In fact, income management could make these programs much less effective by making clients depressed and humiliated, making them much less likely to engage long-term with the positive services that do exist. There is some evidence that income management encourages dependency, making people with budgeting issues reliant on others to look after their money instead of building their skills.
The evidence says income management is an expensive, blunt, ineffective tool for helping those with serious financial, personal, or substance issues. But if the program is being expanded, the government obviously thinks it is working.
They must be judging it by a different criteria.
There is a lot of political advantage to the program. At a time when there is only one job for every five job seekers, it shifts the blame from the government’s lack of job creation programs to individuals.
It punishes people who need welfare and makes conditions to receive it so restrictive that people will avoid it if at all possible. This creates a pool of desperate people who will accept any job, even if it is very low paid or with poor conditions.

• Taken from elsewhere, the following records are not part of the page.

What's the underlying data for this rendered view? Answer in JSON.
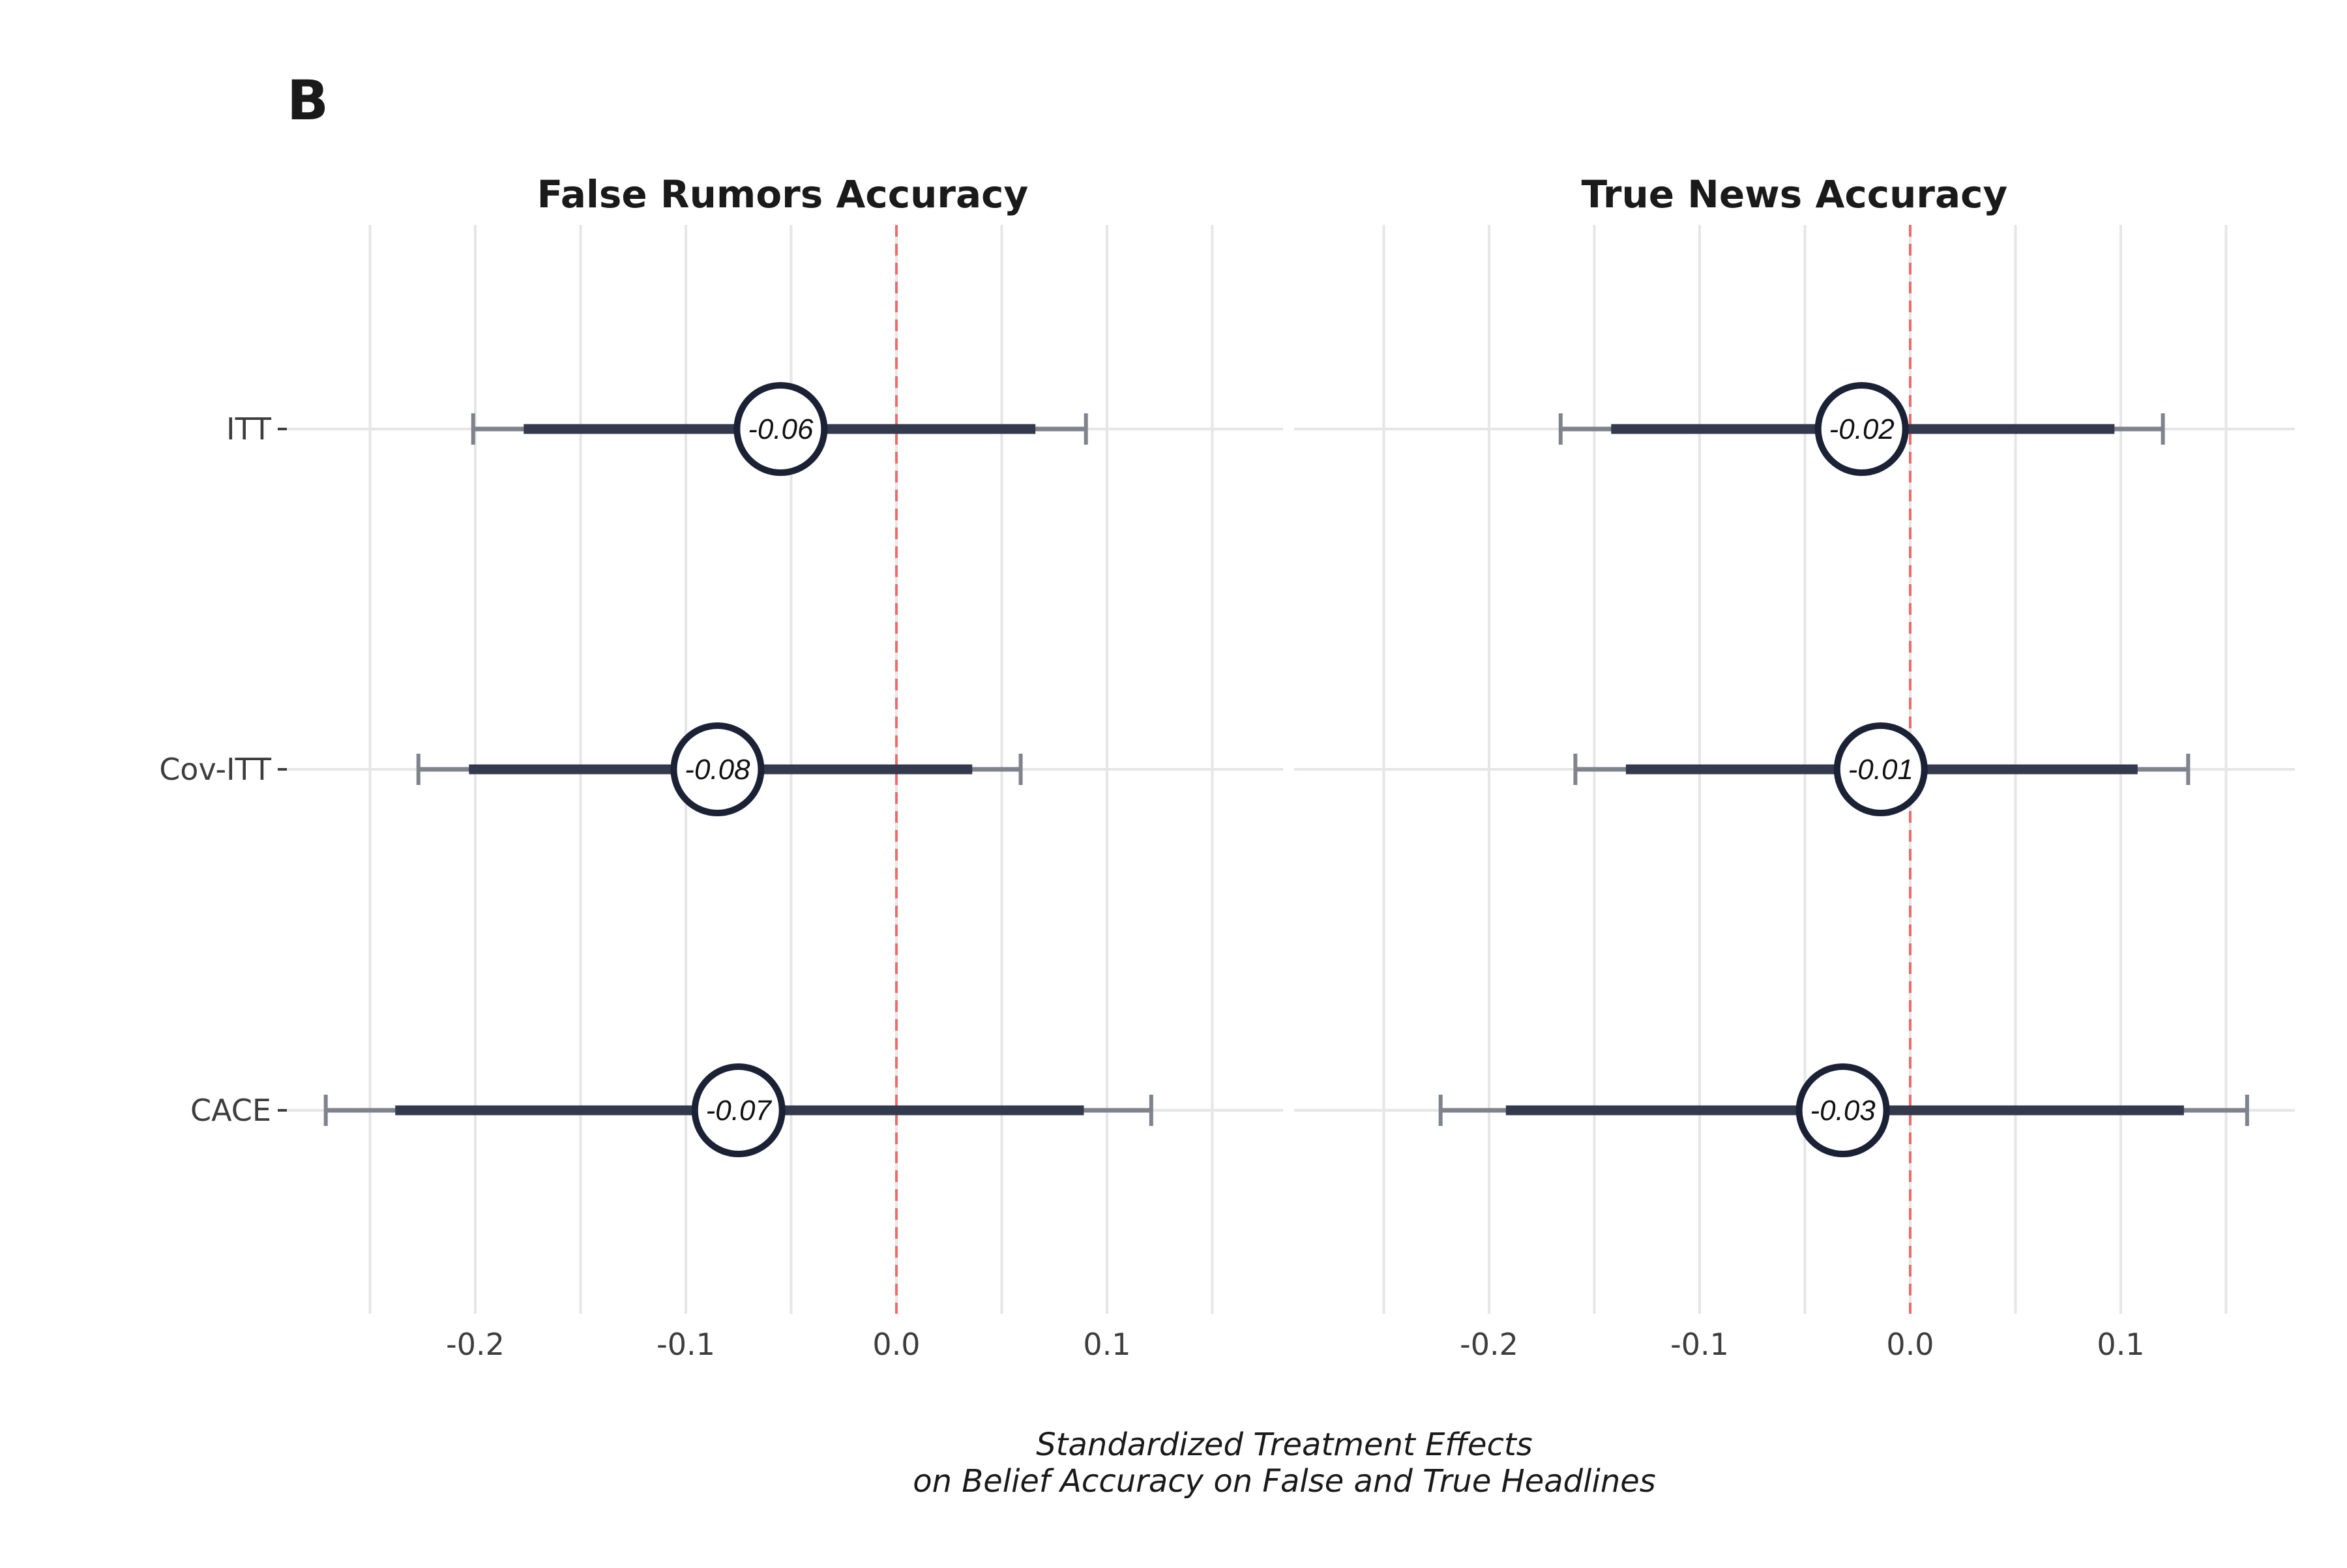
{
  "panel_label": "B",
  "xlabel_line1": "Standardized Treatment Effects",
  "xlabel_line2": "on Belief Accuracy on False and True Headlines",
  "colors": {
    "grid": "#e6e6e6",
    "outer_ci": "#7f838c",
    "inner_ci": "#333a4e",
    "circle_stroke": "#1c2235",
    "zero_line": "#f06a6a",
    "text": "#1a1a1a"
  },
  "chart_data": [
    {
      "type": "forest",
      "title": "False Rumors Accuracy",
      "categories": [
        "ITT",
        "Cov-ITT",
        "CACE"
      ],
      "xlim": [
        -0.25,
        0.15
      ],
      "xticks": [
        -0.2,
        -0.1,
        0.0,
        0.1
      ],
      "xtick_labels": [
        "-0.2",
        "-0.1",
        "0.0",
        "0.1"
      ],
      "reference_line": 0,
      "estimates": [
        {
          "label": "ITT",
          "estimate": -0.055,
          "estimate_label": "-0.06",
          "ci95": [
            -0.201,
            0.09
          ],
          "ci90": [
            -0.177,
            0.066
          ]
        },
        {
          "label": "Cov-ITT",
          "estimate": -0.085,
          "estimate_label": "-0.08",
          "ci95": [
            -0.227,
            0.059
          ],
          "ci90": [
            -0.203,
            0.036
          ]
        },
        {
          "label": "CACE",
          "estimate": -0.075,
          "estimate_label": "-0.07",
          "ci95": [
            -0.271,
            0.121
          ],
          "ci90": [
            -0.238,
            0.089
          ]
        }
      ]
    },
    {
      "type": "forest",
      "title": "True News Accuracy",
      "categories": [
        "ITT",
        "Cov-ITT",
        "CACE"
      ],
      "xlim": [
        -0.25,
        0.15
      ],
      "xticks": [
        -0.2,
        -0.1,
        0.0,
        0.1
      ],
      "xtick_labels": [
        "-0.2",
        "-0.1",
        "0.0",
        "0.1"
      ],
      "reference_line": 0,
      "estimates": [
        {
          "label": "ITT",
          "estimate": -0.023,
          "estimate_label": "-0.02",
          "ci95": [
            -0.166,
            0.12
          ],
          "ci90": [
            -0.142,
            0.097
          ]
        },
        {
          "label": "Cov-ITT",
          "estimate": -0.014,
          "estimate_label": "-0.01",
          "ci95": [
            -0.159,
            0.132
          ],
          "ci90": [
            -0.135,
            0.108
          ]
        },
        {
          "label": "CACE",
          "estimate": -0.032,
          "estimate_label": "-0.03",
          "ci95": [
            -0.223,
            0.16
          ],
          "ci90": [
            -0.192,
            0.13
          ]
        }
      ]
    }
  ]
}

The government looks tough to those who believe welfare makes people lazy and passive, that Australia is too generous and lenient on the unemployed and is being taken advantage of. And it allows the government to blame the unemployed for budget cuts to other government services.
Forrest's report is part of this ideology. He uses all the old cliches: welfare as a destination, as a lifestyle, ending “the lure of unconditional welfare cash”.
His report fits nicely within the Abbott government's approach towards those on welfare: victim-blaming rather than system-blaming, and refusing to acknowledge the evidence about which policies actually work to reduce poverty and unemployment.